Orthonormal wave functions for periodic fermionic states under an applied magnetic field

TL;DR

This paper introduces an infinite set of orthonormal wave function bases for fermionic particles in a magnetic field, revealing fractional effects, density patterns, and interactions, with applications to quantum Hall phenomena.

Contribution

The authors develop new orthonormal wave function bases for particles in magnetic fields, uncovering fractional effects and density patterns in periodic fermionic states, and analyze particle interactions within this framework.

Findings

Bases reveal fractional particle densities related to fluxons.

Density exhibits egg-box pattern with maxima and minima.

De Haas-van Alphen oscillations are reproduced.

Abstract

We report an infinite number of orthonormal wave functions bases for the quantum problem of a free particle in presence of an applied external magnetic field. Each set of orthonormal wave functions (basis) is labeled by an integer $p$, which is the number of magnetic fluxons trapped in the unit cell. These bases are suitable to describe particles whose probability density is periodic and defines a lattice in position space. The present bases of orthonormal wave functions unveils fractional effects since the number of particles in the unit cell is independent of the number of trapped fluxons. For a single particle under $p$ fluxes in the unit cell, and confined to the lowest Landau level, the probability density vanishes in $p$ points, thus each zero is associated to a fraction $1/p$ of the particle.

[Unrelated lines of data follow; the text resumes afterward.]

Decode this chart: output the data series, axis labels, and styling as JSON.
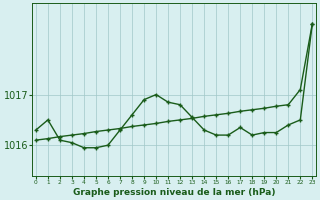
{
  "line1_x": [
    0,
    1,
    2,
    3,
    4,
    5,
    6,
    7,
    8,
    9,
    10,
    11,
    12,
    13,
    14,
    15,
    16,
    17,
    18,
    19,
    20,
    21,
    22,
    23
  ],
  "line1_y": [
    1016.3,
    1016.5,
    1016.1,
    1016.05,
    1015.95,
    1015.95,
    1016.0,
    1016.3,
    1016.6,
    1016.9,
    1017.0,
    1016.85,
    1016.8,
    1016.55,
    1016.3,
    1016.2,
    1016.2,
    1016.35,
    1016.2,
    1016.25,
    1016.25,
    1016.4,
    1016.5,
    1018.4
  ],
  "line2_x": [
    0,
    1,
    2,
    3,
    4,
    5,
    6,
    7,
    8,
    9,
    10,
    11,
    12,
    13,
    14,
    15,
    16,
    17,
    18,
    19,
    20,
    21,
    22,
    23
  ],
  "line2_y": [
    1016.1,
    1016.13,
    1016.17,
    1016.2,
    1016.23,
    1016.27,
    1016.3,
    1016.33,
    1016.37,
    1016.4,
    1016.43,
    1016.47,
    1016.5,
    1016.53,
    1016.57,
    1016.6,
    1016.63,
    1016.67,
    1016.7,
    1016.73,
    1016.77,
    1016.8,
    1017.1,
    1018.4
  ],
  "line_color": "#1a5c1a",
  "bg_color": "#d8eff0",
  "grid_color": "#a0c8c8",
  "ylabel_1017": 1017,
  "ylabel_1016": 1016,
  "xlabel": "Graphe pression niveau de la mer (hPa)",
  "xticks": [
    0,
    1,
    2,
    3,
    4,
    5,
    6,
    7,
    8,
    9,
    10,
    11,
    12,
    13,
    14,
    15,
    16,
    17,
    18,
    19,
    20,
    21,
    22,
    23
  ],
  "ylim": [
    1015.4,
    1018.8
  ],
  "xlim": [
    -0.3,
    23.3
  ],
  "marker": "+",
  "markersize": 3.5,
  "linewidth": 1.0
}
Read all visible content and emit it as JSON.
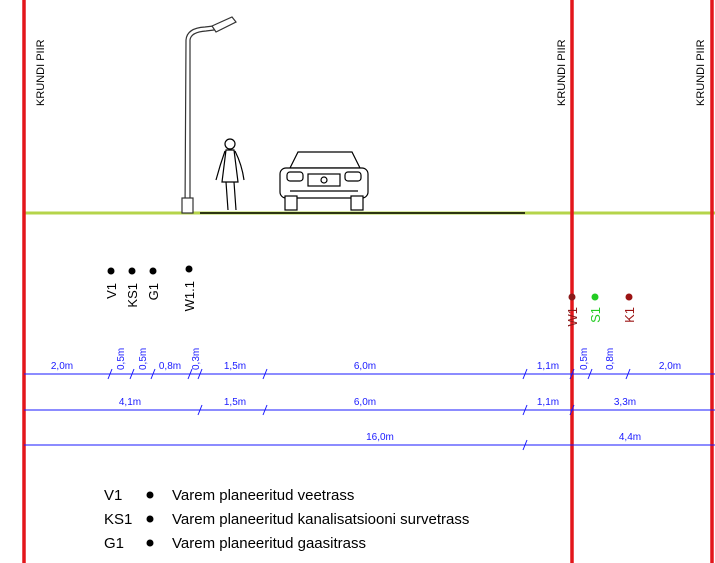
{
  "boundaries": [
    "KRUNDI PIIR",
    "KRUNDI PIIR",
    "KRUNDI PIIR"
  ],
  "utilities": [
    "V1",
    "KS1",
    "G1",
    "W1.1",
    "W1",
    "S1",
    "K1"
  ],
  "dimensions": {
    "row1": [
      "2,0m",
      "0,5m",
      "0,5m",
      "0,8m",
      "0,3m",
      "1,5m",
      "6,0m",
      "1,1m",
      "0,5m",
      "0,8m",
      "2,0m"
    ],
    "row2": [
      "4,1m",
      "1,5m",
      "6,0m",
      "1,1m",
      "3,3m"
    ],
    "row3": [
      "16,0m",
      "4,4m"
    ]
  },
  "legend": [
    {
      "code": "V1",
      "text": "Varem planeeritud veetrass"
    },
    {
      "code": "KS1",
      "text": "Varem planeeritud kanalisatsiooni survetrass"
    },
    {
      "code": "G1",
      "text": "Varem planeeritud gaasitrass"
    }
  ]
}
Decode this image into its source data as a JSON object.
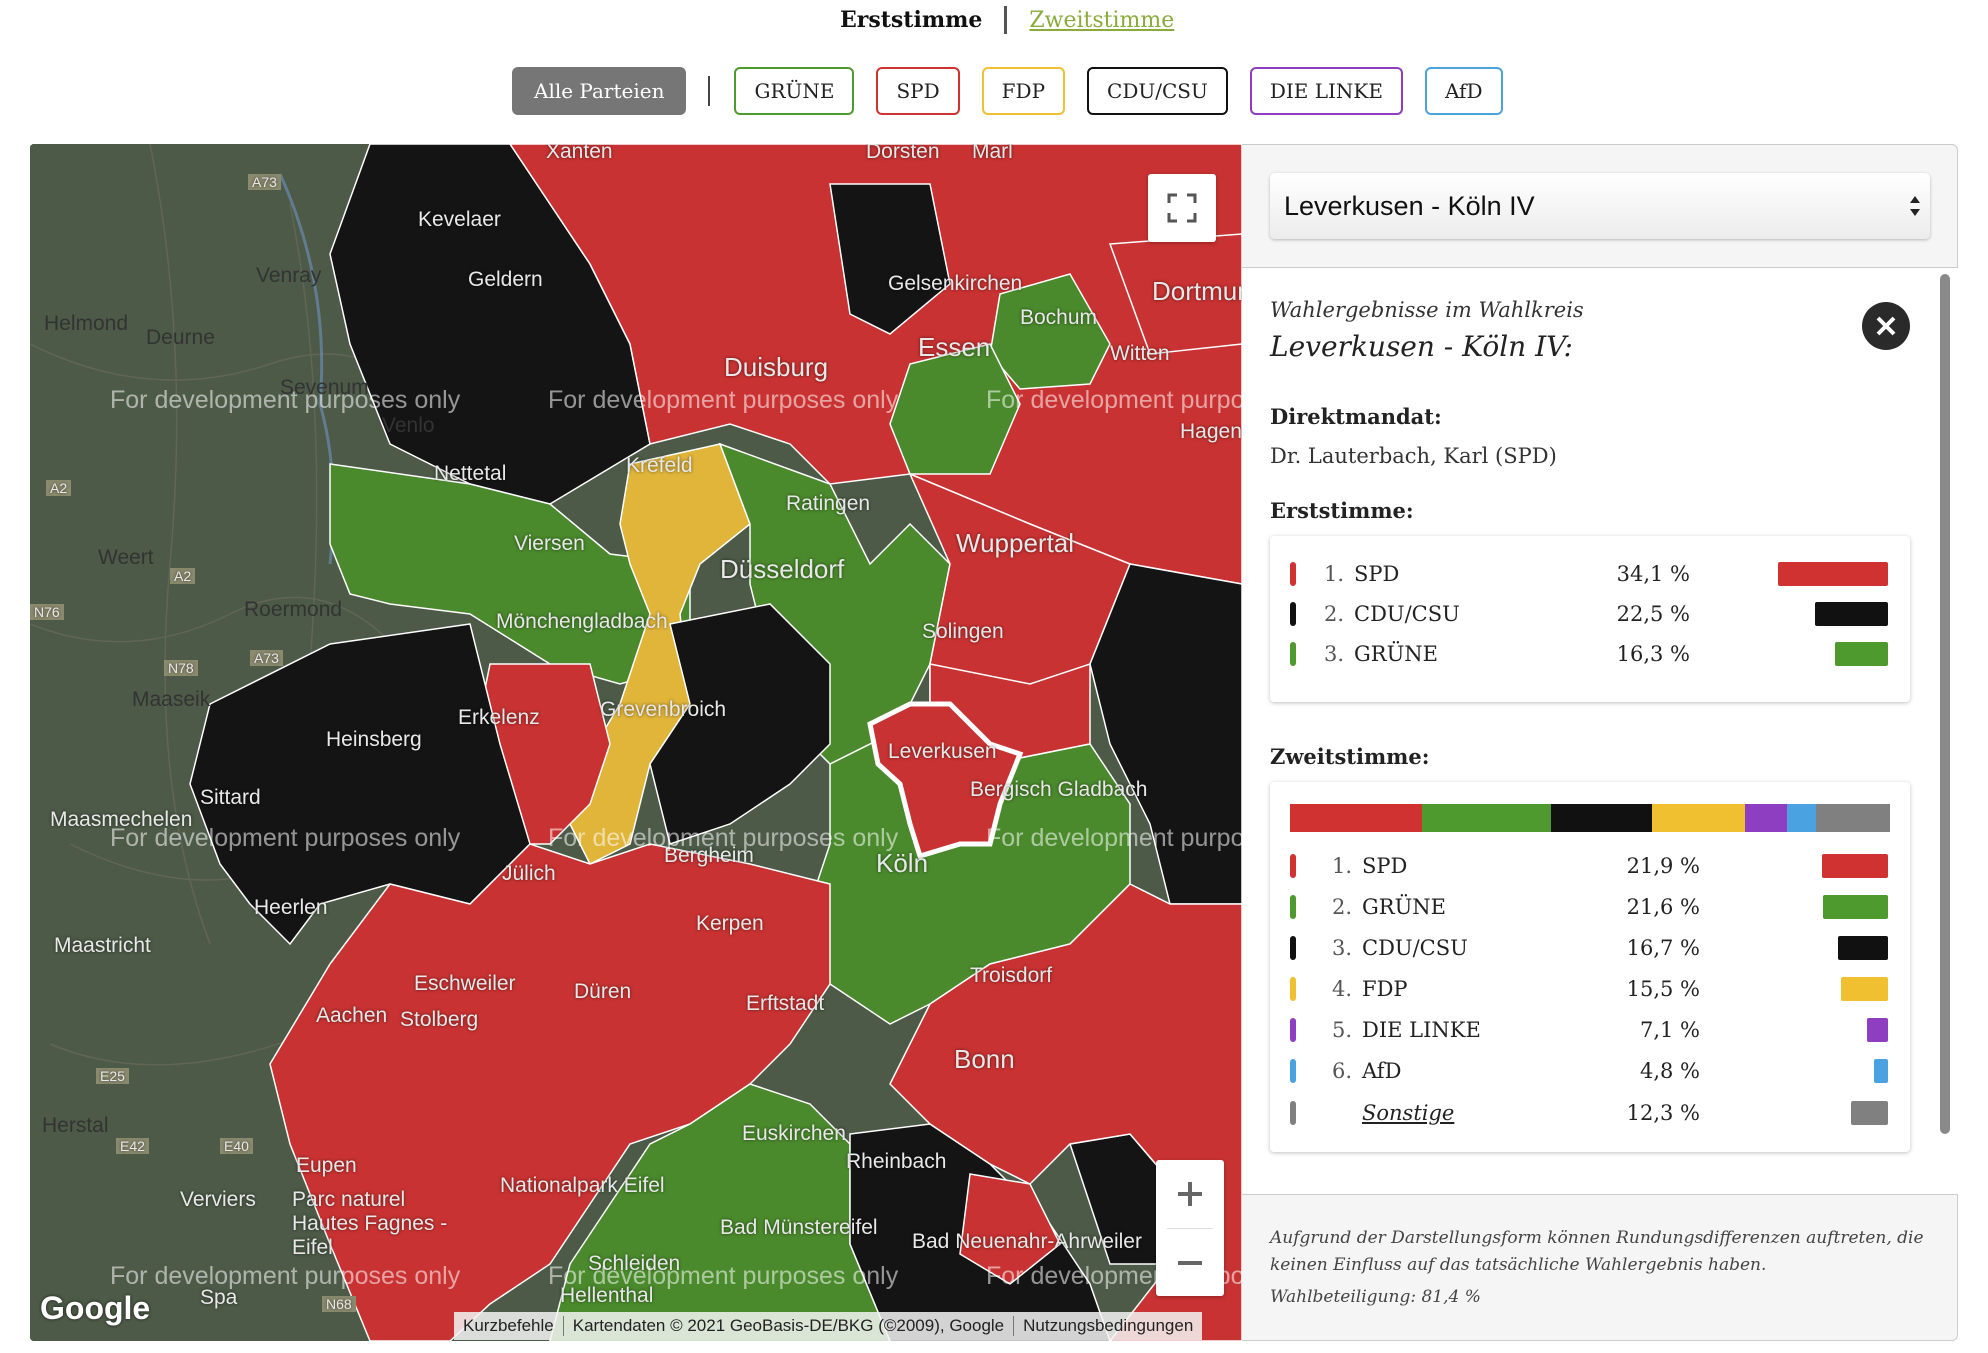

Remarkably the case of $n+1$ filled Landau levels, hence with a total of $N=(n+1)p$ fermions, $n$ being the highest filled Landau level, the density displays an egg-box pattern with $p^2$ maxima (minima) which means that a $(n+1)/p$ fraction of flux is associated to every one of these maxima (minima). We also consider the case of particles interacting through the magnetic field energy created by their own motion and find an attractive interaction among them in case they are confined to the lowest Landau level ($n=0$). The well-known de Haas-van Alphen oscillations are retrieved within the present orthonormal basis of wave functions thus providing evidence of its correctness.